I am seriously wondering if they took Google / DeepMind press releases at face value.


Chew on this a little, I stripped out as much as possible, but I imagine it still will feel reflexively easy to dismiss. Partially because its hard to hear criticism, at least for me. Partially because a lot was stripped out: a lot has gone sideways to get us to this point, so this may sound minor.

The fact you have to reach for "I [wonder if the votes were based on] Google / DeepMind press releases [taken] at face value." should be a red blaring alarm.

It creates a new premise[1] that enables continued permission to seek confirmation bias.

I was once told you should check your premises when facing an unexpected conclusion, and to do that before creating new ones. I strive to.

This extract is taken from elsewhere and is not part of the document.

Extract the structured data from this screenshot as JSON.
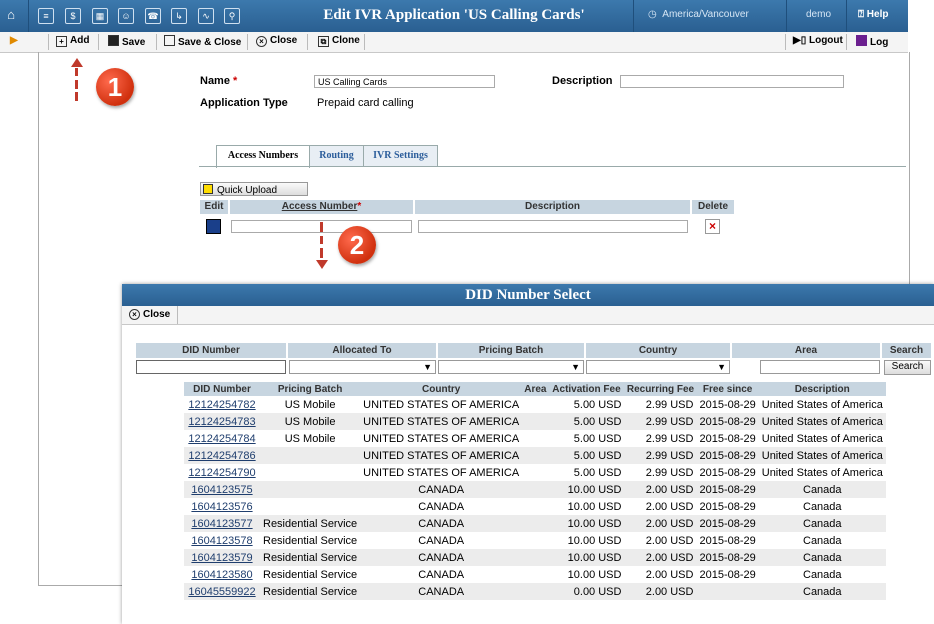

[1] All Nobel Prize voters choose their support based on reading a press release at face value


I have the same views as you (although admittedly the Kissinger comparison didn't convey that, because we all know how that turned out). It's at best quite premature. At worst, should never have been given in hindsight. Will probably land somewhere in between.

Second point is spot on. I really, really hope they didn't just fall for what is frankly a bit of SV style press release meant to hype things. Similar work was done on crystal structures with some massive number reported. It's a vastly other thing than the implied meaning that they are now fully understood and able to be used in some way.


Original intent of the prizes is, however, to reward those that recently contributed good. Not to be a lifetime award after seeing how things pan out.


Yes, but the good has to be extraordinary. If there's logic to it, in these cases they are predicting the good will come much later. Which is an incredibly difficult prediction to make.


I would say alphafold is to structure prediction as crispr is to gene editing.

Crispr did not solve gene editing either, but has been made accessible to the broad biochemistry and biology researchers to use.

Both similar impact and changed the field significantly.


Entire fields are based upon the existence of crispr now, it demonstrated its impact. It has been 2? 3? years, people who were making papers anyway have implemented AlphaFold, it hasn't exactly spawned a new area.


It's this also a problem with Alphafold2 or just the original Alphafold ?


The topology issue was tested with AlphaFold 2.3.2, published last year. I am not sure about AlphaFold 3.